The study entitled "Clinical utility of multiplex ligation-dependent probe amplification in the genetic assessment of patients with myelodisplastic syndrome" explores the value of MLPA in initial assessment of MDS patients and compares it against CCA. The work is conceptually relevant and methodologically acceptable (with certain caveats) and generally well-written, however, I noticed a number of issues that I believe should be addressed to enhance transparency and accuracy.

Major Comments

  1. In line 68, the amount of DNA used (12 ng) seems low for standard MLPA protocols. Most kits (including MRC-Holland's) typically require 20-100 ng per reaction. Please verify this value is correct.
  2. In line 70, listing two different LOT codes (C1-0220, C1-0323) for the probe mix is unclear. Specify if different lots were used for different samples/runs and, if so, state the rationale or timeframe for each lot's use.
  3. In line 78, the phrase "user manual criteria for cut-off values and final ratio of the probes" is vague. Briefly state the actual cut-off values used and clarify what "final ratio" refers to.
  4. In line 87, the aging method ("baked at 60°C overnight") is not standard practice in most modern cytogenetic labs. UV aging or chemical aging is relatively more common. Justify this specific method.
  5. In lines 94-97, specify how patient groups were defined for Kaplan-Meier analysis; were they stratified by MLPA-detected aberrations, IPSS-R risk groups or concordance/discordance between MLPA and CCA? Without this information, the analysis lacks context.
  6. IPSS-R assigns risk scores based on combined factors (cytogenetics, blast count, cytopenias), not individual variants. In Table 1, assigning "Good/Intermediate/Poor" to single abnormalities (e.g., del(11) = Good) could potentially be misleading. Please consider amending the table.
  7. In Table 1, JAK2 p.V617F is a point mutation, not a CNV detectable by standard MLPA. Its inclusion in an "MLPA-detected abnormalities" table may not be entirely accurate. Y-gain is often a constitutional finding, not somatic.
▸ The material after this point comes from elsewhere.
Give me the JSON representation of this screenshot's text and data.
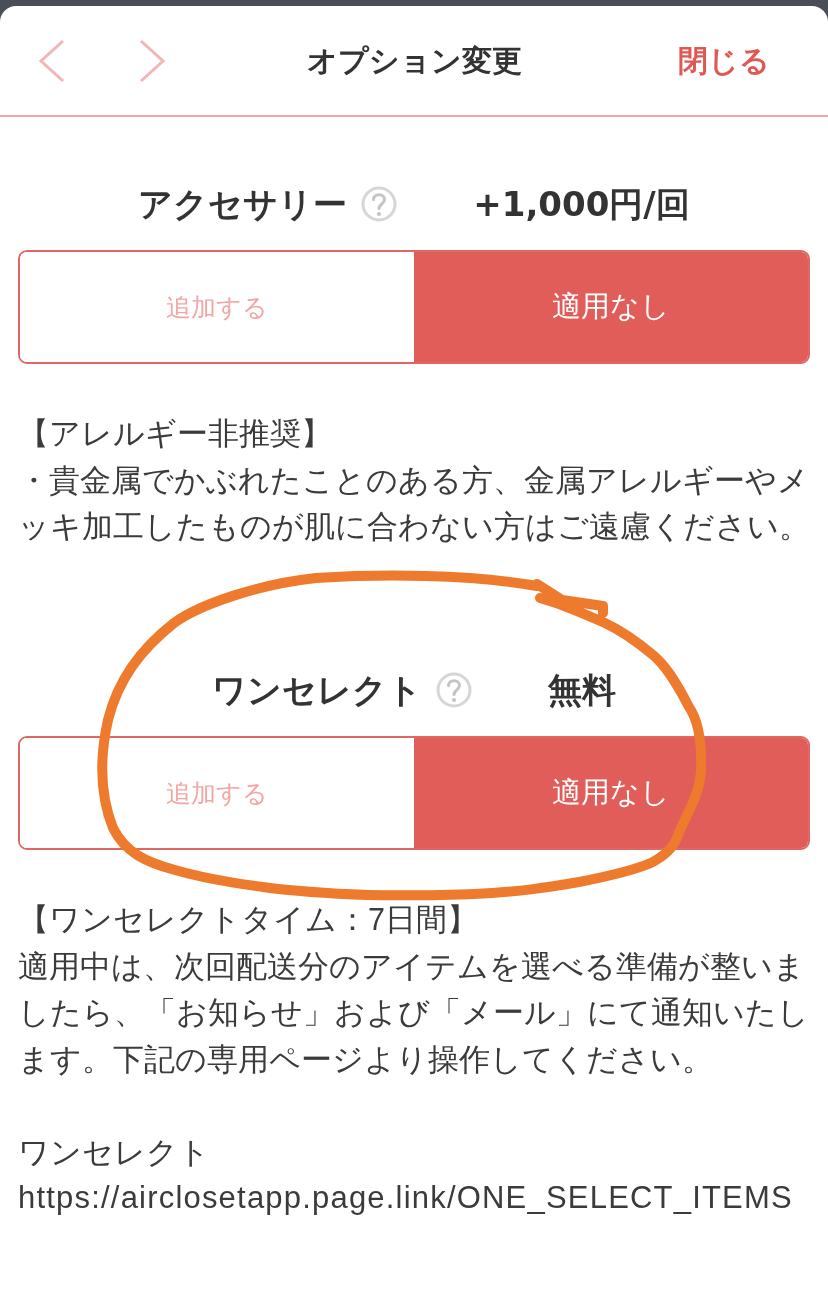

Please review this table and verify whether the information is correctly mentioned.
  8. Counting JAK2 mutations (generally undetectable by CCA by design) as "differences" between methods is problematic to some extent. True discordance should only compare overlapping detectable abnormalities.
  9. MDS is rare in adolescents. The inclusion of a 14-year-old patient requires further justification, since this patient is technically considered an outlier.
  10. In lines 149-151, the statement "This means that 50% of the subjects in this group survived longer than that period" is incorrect. When median survival isn’t reached, it means >50% survived beyond the maximum observation time.
  11. Reporting 100% one-year survival in females versus 83% in males with a significant p-value (0.046) is statistically less probable with these sample sizes (31 females). Please re-evaluate the data and verify if this is correct to avoid overestimation and overinterpretation.
  12. Please kindly provide the timeframe of patient follow-up.
  13. In lines 192-195 (discussion), it is indicated that MLPA cannot detect point mutations, but Table 1 includes a point mutation as specified in earlier comments.
  14. The statistical significance of p=0.046 should be interpreted more cautiously in the discussion section, since it is a marginal level of significance.

Minor comments

  1. The reference list is mainly comprised of old publications. Consider citing more recently published relevant literature.

Author Response

The corrections are marked in blue and underlined.

The numbers of the lines mentioned in some comments were different from the ones in my document for some reason. Apologies for the divergence, if there is any.

Author Response File: Author Response.pdf

Round 2

Reviewer 2 Report

Comments and Suggestions for Authors

I would like to thank the authors for addressing my comments. I have no further comments.